Lundi 20 avril 2020, 21h / Je poursuis mes lectures. J'ai toujours été assez éclectique dans mes choix, pour ne pas dire anarchique. Cela doit être le cas pour beaucoup de monde car personne n'en a jamais vraiment fini avec les livres, surtout en ce moment. Le plus dur quand il s'agit de lire autant, étant de ne pas confondre lecture et consommation. Pour cela, il faut marquer un temps entre chaque ouvrage et prendre un moment pour noter ce qu'une lecture nous a apporté ; même si ce ne sont que quelques mots, cela permet d'ancrer un souvenir plus tenace et de résister à la tentation d'enchaîner les livres les uns après les autres sans se donner le temps de dégager un sens à tout cela. Et puis, quand une pépite surgit, ce geste devient évident.
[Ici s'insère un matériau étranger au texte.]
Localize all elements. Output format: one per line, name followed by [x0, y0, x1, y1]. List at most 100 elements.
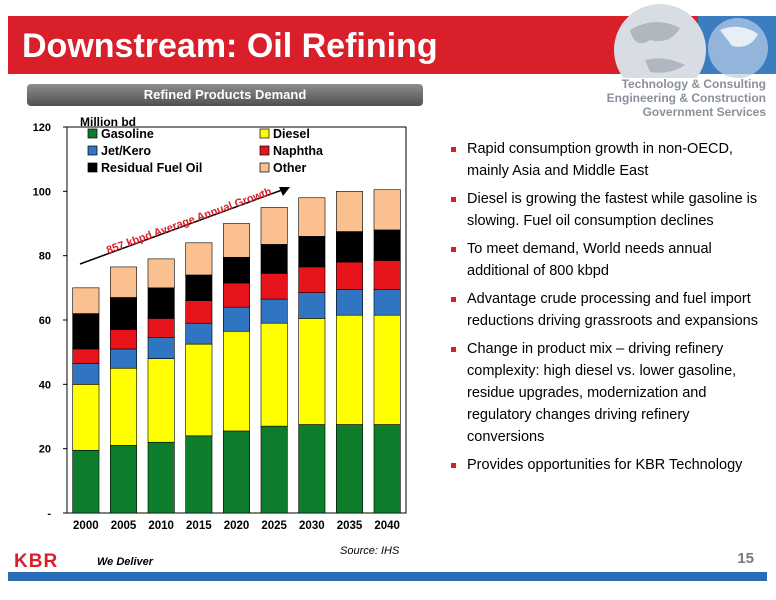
- bar-segment: [336, 191, 363, 232]
- bar-segment: [185, 322, 213, 345]
- bullet-square-icon: [451, 463, 456, 468]
- page-title: Downstream: Oil Refining: [22, 27, 438, 65]
- bar-segment: [110, 266, 137, 298]
- page-number: 15: [737, 550, 754, 567]
- bar-segment: [72, 348, 100, 364]
- x-tick-label: 2000: [73, 520, 99, 532]
- footer-bar: [8, 572, 767, 581]
- bar-segment: [373, 314, 401, 425]
- bar-segment: [298, 197, 326, 237]
- bar-segment: [223, 282, 250, 308]
- bar-segment: [260, 244, 288, 274]
- bullet-text: Provides opportunities for KBR Technolog…: [467, 457, 743, 473]
- bullet-text: To meet demand, World needs annual addit…: [467, 241, 712, 279]
- y-tick-label: 100: [33, 186, 51, 198]
- bar-segment: [147, 441, 175, 514]
- title-bar: [8, 16, 698, 74]
- kbr-logo: KBR: [14, 551, 59, 572]
- globe-graphic: [614, 4, 776, 78]
- business-line: Technology & Consulting: [621, 77, 766, 91]
- bullet-item: Rapid consumption growth in non-OECD, ma…: [448, 138, 763, 182]
- y-tick-label: 120: [33, 122, 51, 134]
- legend-swatch: [259, 162, 270, 173]
- bullet-item: Change in product mix – driving refinery…: [448, 338, 763, 448]
- y-tick-label: -: [47, 508, 51, 520]
- bar-segment: [147, 287, 175, 319]
- bar-segment: [260, 425, 288, 514]
- tagline: We Deliver: [97, 556, 154, 568]
- bullet-text: Diesel is growing the fastest while gaso…: [467, 191, 758, 229]
- business-line: Engineering & Construction: [606, 91, 766, 105]
- legend-label: Residual Fuel Oil: [101, 161, 202, 175]
- bullet-square-icon: [451, 347, 456, 352]
- legend-label: Gasoline: [101, 127, 154, 141]
- bullet-square-icon: [451, 197, 456, 202]
- business-lines: Technology & Consulting Engineering & Co…: [607, 77, 766, 119]
- legend-label: Jet/Kero: [101, 144, 151, 158]
- business-line: Government Services: [642, 105, 766, 119]
- bar-segment: [223, 306, 250, 332]
- legend-swatch: [259, 145, 270, 156]
- bar-segment: [298, 266, 326, 293]
- bar-segment: [336, 424, 363, 514]
- bullet-text: Change in product mix – driving refinery…: [467, 341, 737, 445]
- x-tick-label: 2005: [111, 520, 137, 532]
- bar-segment: [185, 274, 213, 301]
- bar-segment: [110, 348, 137, 369]
- bar-segment: [373, 424, 401, 514]
- bar-segment: [72, 363, 100, 385]
- bullet-square-icon: [451, 247, 456, 252]
- bar-segment: [223, 223, 250, 258]
- bar-segment: [260, 207, 288, 245]
- y-tick-label: 40: [39, 379, 51, 391]
- x-tick-label: 2010: [148, 520, 174, 532]
- y-axis-label: Million bd: [80, 115, 136, 129]
- bar-segment: [373, 189, 401, 231]
- bullet-square-icon: [451, 147, 456, 152]
- bullet-square-icon: [451, 297, 456, 302]
- bullet-text: Advantage crude processing and fuel impo…: [467, 291, 758, 329]
- bar-segment: [336, 289, 363, 316]
- legend-label: Naphtha: [273, 144, 324, 158]
- legend-swatch: [87, 145, 98, 156]
- bar-segment: [298, 292, 326, 319]
- bar-segment: [110, 367, 137, 446]
- bullet-text: Rapid consumption growth in non-OECD, ma…: [467, 141, 733, 179]
- y-tick-label: 60: [39, 315, 51, 327]
- legend-label: Diesel: [273, 127, 310, 141]
- bar-segment: [260, 322, 288, 427]
- y-tick-label: 80: [39, 251, 51, 263]
- bar-segment: [110, 329, 137, 350]
- bar-segment: [336, 231, 363, 263]
- bullet-item: To meet demand, World needs annual addit…: [448, 238, 763, 282]
- bar-segment: [260, 273, 288, 300]
- growth-arrow-line: [79, 189, 283, 265]
- bar-segment: [72, 449, 100, 514]
- bar-segment: [110, 445, 137, 514]
- x-tick-label: 2030: [299, 520, 325, 532]
- legend-label: Other: [273, 161, 306, 175]
- bar-segment: [298, 318, 326, 425]
- bar-segment: [72, 313, 100, 350]
- x-tick-label: 2035: [337, 520, 363, 532]
- bar-segment: [72, 287, 100, 314]
- bar-segment: [185, 343, 213, 437]
- chart-header: Refined Products Demand: [27, 84, 423, 106]
- source-note: Source: IHS: [340, 545, 400, 557]
- bar-segment: [147, 337, 175, 359]
- bullet-list: Rapid consumption growth in non-OECD, ma…: [448, 138, 763, 482]
- bar-segment: [223, 256, 250, 284]
- bar-segment: [110, 297, 137, 330]
- bar-segment: [373, 289, 401, 316]
- legend-swatch: [87, 128, 98, 139]
- bar-segment: [185, 300, 213, 324]
- bullet-item: Diesel is growing the fastest while gaso…: [448, 188, 763, 232]
- legend-swatch: [259, 128, 270, 139]
- bar-segment: [260, 298, 288, 324]
- bar-segment: [185, 435, 213, 514]
- x-tick-label: 2015: [186, 520, 212, 532]
- bar-segment: [336, 314, 363, 425]
- bullet-item: Advantage crude processing and fuel impo…: [448, 288, 763, 332]
- bar-segment: [147, 258, 175, 289]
Pour le texte dont je vais parler, j'avais déjà quelques certitudes quant à sa profondeur et sa qualité : il est signé Christian Bobin. Cette pépite se nomme Le plâtrier siffleur, et je l'ai dégusté - oui, "dégusté", le livre ne fait que 15 pages ! - la semaine dernière. Pour quiconque a déjà lu Bobin, partir à la rencontre d'une de ses nouvelles œuvres, n'a rien d'anodin. Il s'agit de retourner dans un pays lumineux et frais de simplicité et de richesse dépouillée. Le souffle de la vie inspire chacun de ses textes et la lecture de ceux-ci donne de la force à la fragilité des choses. Alors qu'y a-t-il dans ces quinze pages ?
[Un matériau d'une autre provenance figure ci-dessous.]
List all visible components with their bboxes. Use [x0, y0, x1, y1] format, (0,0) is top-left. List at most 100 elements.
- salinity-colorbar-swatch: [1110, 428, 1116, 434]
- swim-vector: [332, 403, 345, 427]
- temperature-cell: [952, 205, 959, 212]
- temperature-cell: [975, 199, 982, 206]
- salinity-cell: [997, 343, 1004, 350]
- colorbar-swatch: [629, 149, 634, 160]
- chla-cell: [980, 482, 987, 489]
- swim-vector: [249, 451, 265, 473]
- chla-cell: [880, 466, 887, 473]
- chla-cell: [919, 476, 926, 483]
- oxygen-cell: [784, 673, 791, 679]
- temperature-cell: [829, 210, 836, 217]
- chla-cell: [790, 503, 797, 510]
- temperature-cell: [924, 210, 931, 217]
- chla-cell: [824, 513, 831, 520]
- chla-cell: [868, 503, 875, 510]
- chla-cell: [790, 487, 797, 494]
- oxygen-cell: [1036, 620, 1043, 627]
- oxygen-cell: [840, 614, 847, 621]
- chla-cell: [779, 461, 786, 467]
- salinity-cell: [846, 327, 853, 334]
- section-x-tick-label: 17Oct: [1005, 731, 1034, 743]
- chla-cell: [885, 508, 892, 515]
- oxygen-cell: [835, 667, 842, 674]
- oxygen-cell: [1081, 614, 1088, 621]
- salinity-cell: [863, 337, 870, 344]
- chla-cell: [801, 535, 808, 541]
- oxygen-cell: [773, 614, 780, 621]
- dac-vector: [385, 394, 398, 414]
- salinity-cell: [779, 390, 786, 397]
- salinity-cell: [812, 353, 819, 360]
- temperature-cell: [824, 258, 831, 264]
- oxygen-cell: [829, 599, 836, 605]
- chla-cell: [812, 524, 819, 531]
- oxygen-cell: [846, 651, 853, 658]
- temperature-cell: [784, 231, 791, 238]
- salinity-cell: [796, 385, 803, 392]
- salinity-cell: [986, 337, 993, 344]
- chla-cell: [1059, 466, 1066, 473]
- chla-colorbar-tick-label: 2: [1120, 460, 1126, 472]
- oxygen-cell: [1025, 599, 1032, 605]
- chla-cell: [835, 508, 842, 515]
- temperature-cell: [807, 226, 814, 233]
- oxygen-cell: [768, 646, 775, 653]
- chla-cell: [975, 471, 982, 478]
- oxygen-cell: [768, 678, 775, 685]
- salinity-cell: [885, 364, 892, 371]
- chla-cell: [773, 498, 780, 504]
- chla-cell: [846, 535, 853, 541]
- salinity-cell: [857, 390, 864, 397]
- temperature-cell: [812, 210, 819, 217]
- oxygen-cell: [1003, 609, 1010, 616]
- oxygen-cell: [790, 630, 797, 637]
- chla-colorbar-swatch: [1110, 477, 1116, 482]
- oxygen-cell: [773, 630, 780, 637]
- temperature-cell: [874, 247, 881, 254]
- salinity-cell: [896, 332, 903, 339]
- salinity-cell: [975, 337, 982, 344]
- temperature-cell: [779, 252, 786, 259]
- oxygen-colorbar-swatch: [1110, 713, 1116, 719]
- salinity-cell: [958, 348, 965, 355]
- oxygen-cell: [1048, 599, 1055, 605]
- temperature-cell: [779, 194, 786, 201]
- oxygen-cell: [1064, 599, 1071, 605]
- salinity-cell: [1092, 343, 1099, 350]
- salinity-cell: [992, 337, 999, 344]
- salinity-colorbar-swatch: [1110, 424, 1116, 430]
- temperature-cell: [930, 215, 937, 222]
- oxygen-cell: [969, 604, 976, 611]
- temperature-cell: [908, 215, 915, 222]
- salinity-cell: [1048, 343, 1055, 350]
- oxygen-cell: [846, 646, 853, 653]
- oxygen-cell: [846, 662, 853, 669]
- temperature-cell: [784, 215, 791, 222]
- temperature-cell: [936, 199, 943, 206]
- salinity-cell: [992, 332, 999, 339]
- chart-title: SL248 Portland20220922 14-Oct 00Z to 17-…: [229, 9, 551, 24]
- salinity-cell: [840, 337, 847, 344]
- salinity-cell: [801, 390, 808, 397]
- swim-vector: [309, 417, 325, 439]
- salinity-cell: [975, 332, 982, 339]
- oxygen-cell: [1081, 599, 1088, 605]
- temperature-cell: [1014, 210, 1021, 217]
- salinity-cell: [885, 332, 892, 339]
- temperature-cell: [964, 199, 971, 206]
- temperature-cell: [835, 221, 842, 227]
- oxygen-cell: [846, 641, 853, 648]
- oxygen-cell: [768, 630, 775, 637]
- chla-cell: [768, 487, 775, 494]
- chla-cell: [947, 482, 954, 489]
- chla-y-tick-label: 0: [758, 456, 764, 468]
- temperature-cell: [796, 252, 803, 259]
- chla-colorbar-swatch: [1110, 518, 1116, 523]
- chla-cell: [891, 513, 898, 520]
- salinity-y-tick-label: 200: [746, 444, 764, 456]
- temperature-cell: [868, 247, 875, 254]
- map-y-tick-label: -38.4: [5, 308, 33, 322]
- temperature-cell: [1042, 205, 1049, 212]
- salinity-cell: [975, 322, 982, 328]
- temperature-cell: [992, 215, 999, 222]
Un propos fondamental sur ce que nous sommes en train de vivre.
" La contemplation est ce qui menace le plus, et de manière très drôle, la technique hyperpuissante. Et pour une raison très simple, c'est que les techniques nous facilitent la vie apparemment. Mais c'est un dogme d'aujourd'hui qu'on ait la vie facilitée. Qui a dit que la vie devait être facile et pratique ? Est-ce qu'aimer c'est pratique ? Est-ce souffrir, est-ce qu'espérer c'est pratique ? La technique nous éloigne de ces choses-là, et fait grandir une lèpre d'irréel qui envahit silencieusement le monde." Deux ans plus tard - le texte a été publié en 2018 - une pandémie fige le monde et contraint la moitié de l'humanité à la contemplation de son propre quotidien, "la lèpre d'irréel" s'effondre brutalement. Nous retrouvons des vérités enfouies au fond de nous-même. Cette crise nous amène à un choix que Christian Bobin nous propose de faire : habiter le monde techniquement et se départir des éléments qui en font sa beauté ou habiter le monde poétiquement et accepter nos charmantes fragilités.
Je crois de mon côté que la technologie et la poésie ne s'opposent pas nécessairement. Je crois seulement que notre civilisation a privilégié le progrès technique pendant deux longs siècles et, que le reste a été laissé sur le côté pendant tout ce temps. Le moment est venu, je pense, d'amoindrir la place de la rationalité toute puissante, des algorithmes, de la logique en général pour laisser plus d'espace à l'inattendu, à la spiritualité et la sensibilité humaine. L'opportunité d'un rééquilibrage se présente à nous, et je trouve qu'il serait irresponsable de ne pas la prendre.